Spatial Filtering of Images

Command: Preprocessing > Filter > Spatial

The command Preprocessing>Filter>Spatial allows to smooth images by replacing each pixel with the product of the selected filter kernel and the corresponding pixels in a square window surrounding it. The window size can be set by the "Window Size" control and may assume any odd integer value between 3 and 25. At the top of the window the spectrum at the image cursor position is displayed. Beneath the spectrum you find the images of the currently active layer and a preview of the smoothed result.

The tool provides the following filter modes:

  • uniform lowpass: moving average filter
  • binomial lowpass: binomial weighted average filter
  • binomial highpass: applies a binomial highpass filter
  • Sobel filter: applies a Sobel filter to the image (edge detection)
  • Laplace filter: calculates the (smoothed) two-dimensional second derivative of the image
  • spatial variance: each pixel is replaced by the variance of the pixels of the surrounding square window.
  • quantile filter: the quantile filter replaces each pixel by the quantile of the square window surrounding it. Setting the quantile to 0.5 results in a median filter.

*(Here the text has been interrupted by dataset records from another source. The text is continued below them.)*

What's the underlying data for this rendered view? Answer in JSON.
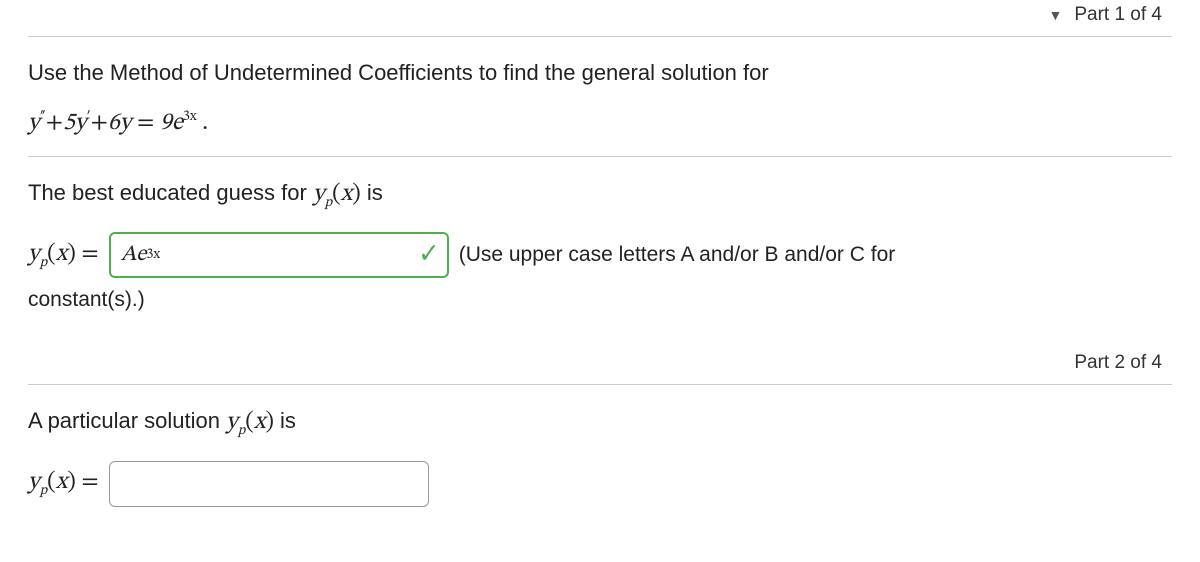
{
  "part1": {
    "label": "Part 1 of 4",
    "question_text": "Use the Method of Undetermined Coefficients to find the general solution for",
    "equation_text": "y″+5y′+6y = 9e^{3x} .",
    "guess_prompt_pre": "The best educated guess for ",
    "guess_prompt_post": " is",
    "yp_prefix": "y_p(x) =",
    "answer_value": "Ae^{3x}",
    "hint_part1": "(Use upper case letters A and/or B and/or C for",
    "hint_part2": "constant(s).)"
  },
  "part2": {
    "label": "Part 2 of 4",
    "prompt_pre": "A particular solution ",
    "prompt_post": " is",
    "yp_prefix": "y_p(x) =",
    "answer_value": ""
  }
}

In order to perform the smoothing of the image data click the "Apply" button. The layers to be processed can be selected by adjusting the corresponding controls, or by dragging the dashed cursors in the spectrum. Please note that these boundaries will differ between different types of spectra and are stored per spectral group. Hence you have to define the boundaries for each spectral group. In addition you can select a pixel mask which indicates all pixels which are not to be smoothed. This way you can selectively smooth parts of an image.

If the selected range of layers is less than 6 layers you have the option to add the processed layer to the image repository (instead of processing the original data) by ticking the checkbox "Results to Repository".

The following example shows the effect of smoothing on images. At the top left you see the unprocessed image which consists of 21 by 21 pixels (5-fold oversampled). Smoothing this image not only reduces noise but also blurs the image. The blurring effect may accumulate to result in completely destroyed image details if the size of the smoothing window approaches the size of the structure (bottom right image, where the smoothing window is 17x17 pixels).